Death of Henry VIII - The last Days
King Henry VIII spent his last 8 days in bed and was too weak to even to lift a glass to his lips. His sick room was filled with the hideous stench of his bursting leg ulcers. His doctors and physicians were afraid to tell him that he was dying because the Treason Act forbade anyone from predicting the death of the king. Archbishop Thomas Cranmer gently told Henry of his imminent death. King Henry VIII died on 28 January 1547.

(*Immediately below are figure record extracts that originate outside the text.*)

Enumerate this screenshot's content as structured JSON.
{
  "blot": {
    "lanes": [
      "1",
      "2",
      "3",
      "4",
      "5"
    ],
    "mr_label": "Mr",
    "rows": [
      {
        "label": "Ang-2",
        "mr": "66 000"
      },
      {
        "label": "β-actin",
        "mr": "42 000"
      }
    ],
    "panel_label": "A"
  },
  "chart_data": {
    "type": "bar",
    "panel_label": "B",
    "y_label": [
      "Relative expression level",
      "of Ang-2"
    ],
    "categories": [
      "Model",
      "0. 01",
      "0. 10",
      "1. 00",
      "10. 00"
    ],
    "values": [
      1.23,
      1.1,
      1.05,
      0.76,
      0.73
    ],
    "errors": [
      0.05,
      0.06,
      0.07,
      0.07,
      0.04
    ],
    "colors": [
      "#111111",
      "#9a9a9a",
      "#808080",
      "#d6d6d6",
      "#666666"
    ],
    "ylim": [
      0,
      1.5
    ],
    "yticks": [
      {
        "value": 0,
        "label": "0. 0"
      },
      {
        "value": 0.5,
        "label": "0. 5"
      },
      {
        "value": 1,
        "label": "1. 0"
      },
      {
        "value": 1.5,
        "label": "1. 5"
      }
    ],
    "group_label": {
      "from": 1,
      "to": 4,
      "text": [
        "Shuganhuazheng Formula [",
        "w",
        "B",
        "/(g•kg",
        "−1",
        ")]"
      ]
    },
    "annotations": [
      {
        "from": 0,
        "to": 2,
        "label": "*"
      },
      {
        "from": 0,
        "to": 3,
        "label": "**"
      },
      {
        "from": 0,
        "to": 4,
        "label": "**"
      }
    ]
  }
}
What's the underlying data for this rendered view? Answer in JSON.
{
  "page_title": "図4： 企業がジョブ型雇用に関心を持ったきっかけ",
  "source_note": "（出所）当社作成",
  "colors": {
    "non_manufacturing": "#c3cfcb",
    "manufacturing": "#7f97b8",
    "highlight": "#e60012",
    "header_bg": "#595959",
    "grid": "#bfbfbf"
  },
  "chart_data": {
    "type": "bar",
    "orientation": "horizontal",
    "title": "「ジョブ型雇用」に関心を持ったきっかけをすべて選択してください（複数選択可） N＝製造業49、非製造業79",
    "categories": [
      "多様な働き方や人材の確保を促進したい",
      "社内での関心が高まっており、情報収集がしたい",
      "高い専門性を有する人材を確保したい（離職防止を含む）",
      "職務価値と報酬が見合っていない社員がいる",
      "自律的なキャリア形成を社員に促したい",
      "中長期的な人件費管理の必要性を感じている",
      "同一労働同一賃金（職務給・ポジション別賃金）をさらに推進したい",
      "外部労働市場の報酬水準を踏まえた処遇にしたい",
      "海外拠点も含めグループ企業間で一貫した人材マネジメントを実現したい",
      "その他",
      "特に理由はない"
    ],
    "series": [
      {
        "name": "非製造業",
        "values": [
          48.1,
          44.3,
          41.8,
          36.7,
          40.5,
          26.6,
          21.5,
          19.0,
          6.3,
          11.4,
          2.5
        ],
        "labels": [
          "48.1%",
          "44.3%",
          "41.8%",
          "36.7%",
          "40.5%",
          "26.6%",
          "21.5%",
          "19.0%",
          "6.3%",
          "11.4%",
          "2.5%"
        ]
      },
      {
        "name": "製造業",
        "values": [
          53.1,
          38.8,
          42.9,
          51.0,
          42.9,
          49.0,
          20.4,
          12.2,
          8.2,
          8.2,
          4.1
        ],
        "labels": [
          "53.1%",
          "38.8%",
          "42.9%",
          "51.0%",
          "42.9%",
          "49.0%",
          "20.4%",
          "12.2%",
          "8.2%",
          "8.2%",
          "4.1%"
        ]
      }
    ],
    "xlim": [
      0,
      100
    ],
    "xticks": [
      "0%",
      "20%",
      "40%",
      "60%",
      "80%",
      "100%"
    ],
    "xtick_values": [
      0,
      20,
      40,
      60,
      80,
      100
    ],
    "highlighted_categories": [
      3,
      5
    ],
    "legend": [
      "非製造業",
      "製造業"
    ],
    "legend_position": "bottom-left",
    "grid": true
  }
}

Death of Henry VIII - The Burial and the strange prophecy
Following the death of Henry VIII his body was transported to Windsor for burial. Legend has it that sometime during the night the coffin burst open and when the sentries found him, dogs were licking his remains. Someone had once prophesied that "...dogs will lick his bones as they did Ahab's." and this legend appeared to fulfil this prophecy. Henry VIII was finally buried in St George's Chapel in Windsor Castle, next to his third wife, Jane Seymour.
Death of Henry VIII - His Will
Henry VIII had made a Will confirming the order of succession upon his death. The Will of King Henry VIII dictated that his son, Edward, should succeed on his death. If Edward then died without heirs, his daughter Mary should then accede, followed by Elizabeth, if Mary also died childless. Should all his children die without issue, the will stated that the throne of England was to go to the descendants of his younger sister, Mary and the Grey line and not those of his elder sister, Margaret and the Stuart line, although there is some suspicion that the Seymour faction appointed to rule during the minority of King Edward VI had these alterations to the Will to suit their own interests.